Personal information
- Born: 1 August 2000 (age 25)

Sport
- Sport: Athletics
- Event(s): Long distance running, Cross country running

Medal record
Women's athletics
Representing France
European Cross Country Championships
| Bronze medal – third place | 2022 Turin | U23 team |

= Manon Trapp =

French long-distance runner (born 2000)

Manon Trapp (born 1 August 2000) is a French long-distance runner. She has won the French Athletics Championships over 5000 metres and is a multiple-time winner of the French Cross Country Championships and a previous holder of the national record in the Marathon.

==Early life==
From Aix-les-Bains, she competed as a judoka, earning a black belt, before taking up running in 2017 and increasing her focus on athletics.

==Career==
She won the French Cross Country Championships in 2021, 2022 and 2023, the sixth woman to win three consecutive titles. She finished fourth in the women's U23 race at the 2021 European Cross Country Championships in Dublin, Ireland.

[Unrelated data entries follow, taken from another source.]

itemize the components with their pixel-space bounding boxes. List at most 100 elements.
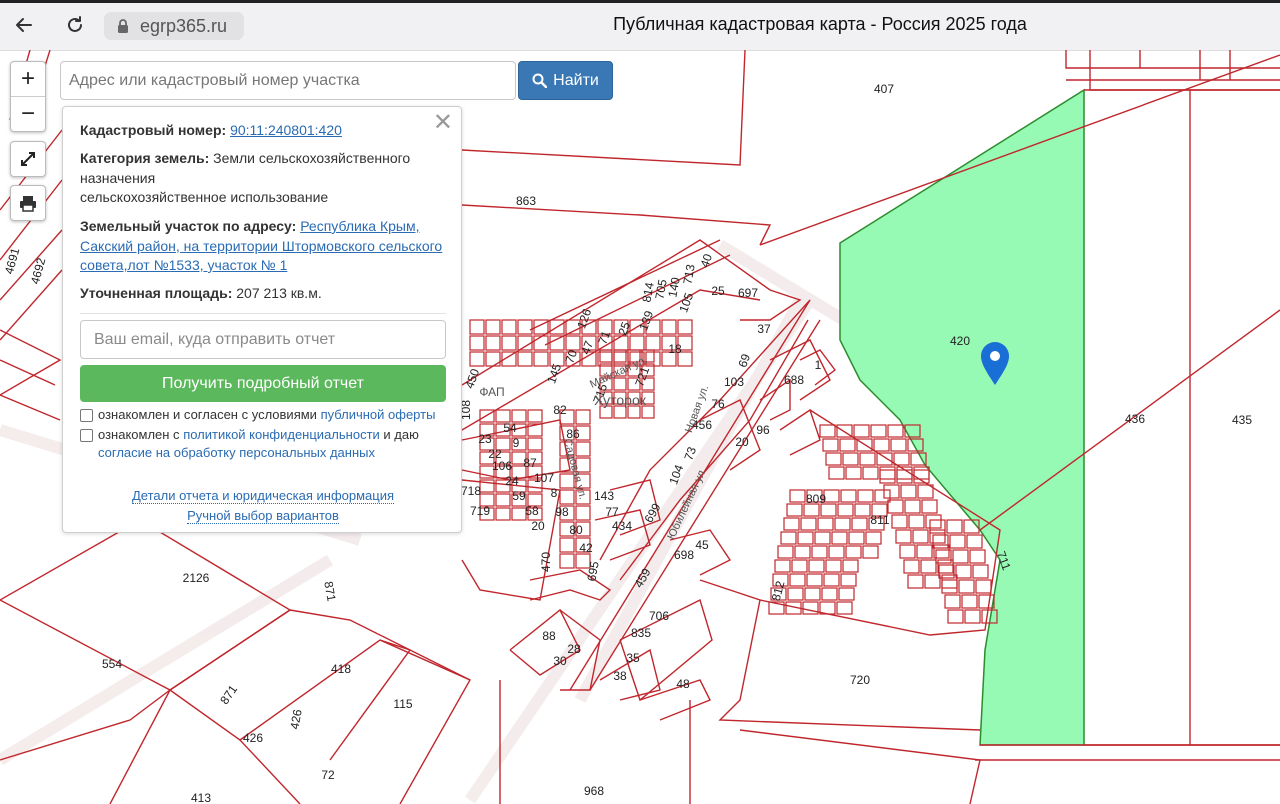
plot-cell [527, 409, 543, 423]
printer-icon [20, 196, 36, 212]
plot-cell [883, 484, 900, 499]
plot-cell [845, 466, 862, 480]
address-bar[interactable]: egrp365.ru [104, 12, 244, 40]
back-button[interactable] [9, 10, 39, 40]
fullscreen-button[interactable] [11, 142, 45, 176]
parcel-number-label: 82 [553, 403, 567, 417]
address-url: egrp365.ru [140, 15, 228, 36]
plot-cell [828, 466, 845, 480]
parcel-number-label: 435 [1232, 413, 1252, 427]
parcel-number-label: 809 [806, 492, 826, 506]
plot-cell [800, 517, 817, 531]
address-link-cont2[interactable]: совета,лот №1533, участок № 1 [80, 257, 287, 273]
parcel-number-label: 59 [512, 489, 526, 503]
plot-cell [817, 517, 834, 531]
land-use-value: сельскохозяйственное использование [80, 189, 329, 205]
area-value: 207 213 кв.м. [236, 285, 322, 301]
parcel-number-label: 42 [579, 541, 593, 555]
reload-button[interactable] [60, 10, 90, 40]
email-input[interactable] [80, 320, 446, 359]
plot-cell [794, 545, 811, 559]
plot-cell [575, 505, 591, 521]
address-row: Земельный участок по адресу: Республика … [80, 217, 445, 276]
privacy-consent-label-cont: и даю [383, 427, 419, 442]
plot-cell [887, 424, 904, 438]
plot-cell [839, 438, 856, 452]
plot-cell [559, 489, 575, 505]
parcel-boundary [544, 254, 731, 346]
plot-cell [838, 587, 855, 601]
parcel-number-label: 107 [534, 471, 554, 485]
parcel-number-label: 706 [649, 609, 669, 623]
parcel-number-label: 698 [674, 548, 694, 562]
parcel-number-label: 418 [331, 662, 351, 676]
zoom-in-button[interactable]: + [11, 62, 45, 97]
report-details-link[interactable]: Детали отчета и юридическая информация [131, 488, 395, 504]
plot-cell [837, 503, 854, 517]
plot-cell [955, 564, 972, 579]
parcel-number-label: 695 [584, 560, 601, 582]
street-label: Хуторок [594, 392, 647, 408]
plot-cell [804, 587, 821, 601]
plot-cell [559, 553, 575, 569]
plot-cell [797, 531, 814, 545]
parcel-number-label: 814 [639, 281, 656, 303]
privacy-consent-checkbox[interactable] [80, 429, 93, 442]
plot-cell [777, 545, 794, 559]
parcel-number-label: 4692 [28, 256, 49, 286]
parcel-number-label: 688 [784, 373, 804, 387]
parcel-number-label: 18 [668, 342, 682, 356]
plot-cell [904, 499, 921, 514]
window-edge [0, 0, 1280, 3]
plot-cell [806, 573, 823, 587]
parcel-number-label: 77 [605, 505, 619, 519]
plot-cell [929, 519, 946, 534]
zoom-control: + − [10, 61, 46, 132]
parcel-number-label: 20 [735, 435, 749, 449]
parcel-number-label: 47 [578, 339, 596, 357]
parcel-number-label: 8 [551, 486, 558, 500]
address-link-cont[interactable]: Сакский район, на территории Штормовског… [80, 238, 442, 254]
public-offer-link[interactable]: публичной оферты [321, 407, 436, 422]
parcel-boundary [639, 679, 711, 721]
street-label: ФАП [479, 385, 504, 399]
plot-cell [952, 549, 969, 564]
fullscreen-control [10, 141, 46, 177]
plot-cell [789, 573, 806, 587]
privacy-policy-link[interactable]: политикой конфиденциальности [183, 427, 380, 442]
plot-cell [786, 503, 803, 517]
plot-cell [938, 564, 955, 579]
plot-cell [924, 574, 941, 589]
parcel-number-label: 72 [321, 768, 335, 782]
parcel-number-label: 718 [461, 484, 481, 498]
plot-cell [932, 534, 949, 549]
land-category-value: Земли сельскохозяйственного [213, 150, 411, 166]
plot-cell [912, 529, 929, 544]
area-label: Уточненная площадь: [80, 285, 233, 301]
search-input[interactable] [60, 61, 516, 100]
land-category-label: Категория земель: [80, 150, 210, 166]
plot-cell [821, 587, 838, 601]
get-report-button[interactable]: Получить подробный отчет [80, 365, 446, 402]
parcel-boundary [169, 689, 301, 804]
personal-data-consent-link[interactable]: согласие на обработку персональных данны… [98, 445, 375, 460]
plot-cell [517, 351, 533, 367]
cadastral-number-link[interactable]: 90:11:240801:420 [230, 122, 342, 138]
plot-cell [842, 452, 859, 466]
parcel-number-label: 96 [756, 423, 770, 437]
plot-cell [929, 529, 946, 544]
search-button[interactable]: Найти [518, 61, 613, 100]
plot-cell [949, 534, 966, 549]
parcel-number-label: 968 [584, 784, 604, 798]
print-button[interactable] [11, 186, 45, 220]
plot-cell [789, 489, 806, 503]
zoom-out-button[interactable]: − [11, 97, 45, 131]
manual-selection-link[interactable]: Ручной выбор вариантов [187, 508, 339, 524]
page-title: Публичная кадастровая карта - Россия 202… [613, 14, 1027, 34]
plot-cell [947, 609, 964, 624]
offer-consent-checkbox[interactable] [80, 409, 93, 422]
parcel-number-label: 811 [870, 513, 889, 527]
address-link[interactable]: Республика Крым, [300, 218, 419, 234]
parcel-boundary [289, 609, 471, 681]
parcel-boundary [239, 639, 471, 804]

She won the French Athletics Championships on the track over 5000 metres in Caen in 2022. She won the bronze medal in the team event and was sixth in the individual race in the under-23 category at the 2022 European Cross Country Championships in Turin, Italy.

She retained her national title at the French Athletics Championships over 5000 metres in Albi in 2023.

In 2023, she finished 3rd French female at the Half Marathon World Road Running Championships. She ran her first full marathon distance that year on 3 December in Valencia, running a time of 2:25:48.

She set a half marathon personal best of 1:10:56 at the Paris Half Marathon in March 2024. She chose not to defend her French cross country title in 2024 to focus on road running. In February 2025, she became the French marathon national record holder in Seville with a time or 2:23:38.

She was selected for the French team for the 2025 World Athletics Championships in Tokyo, Japan.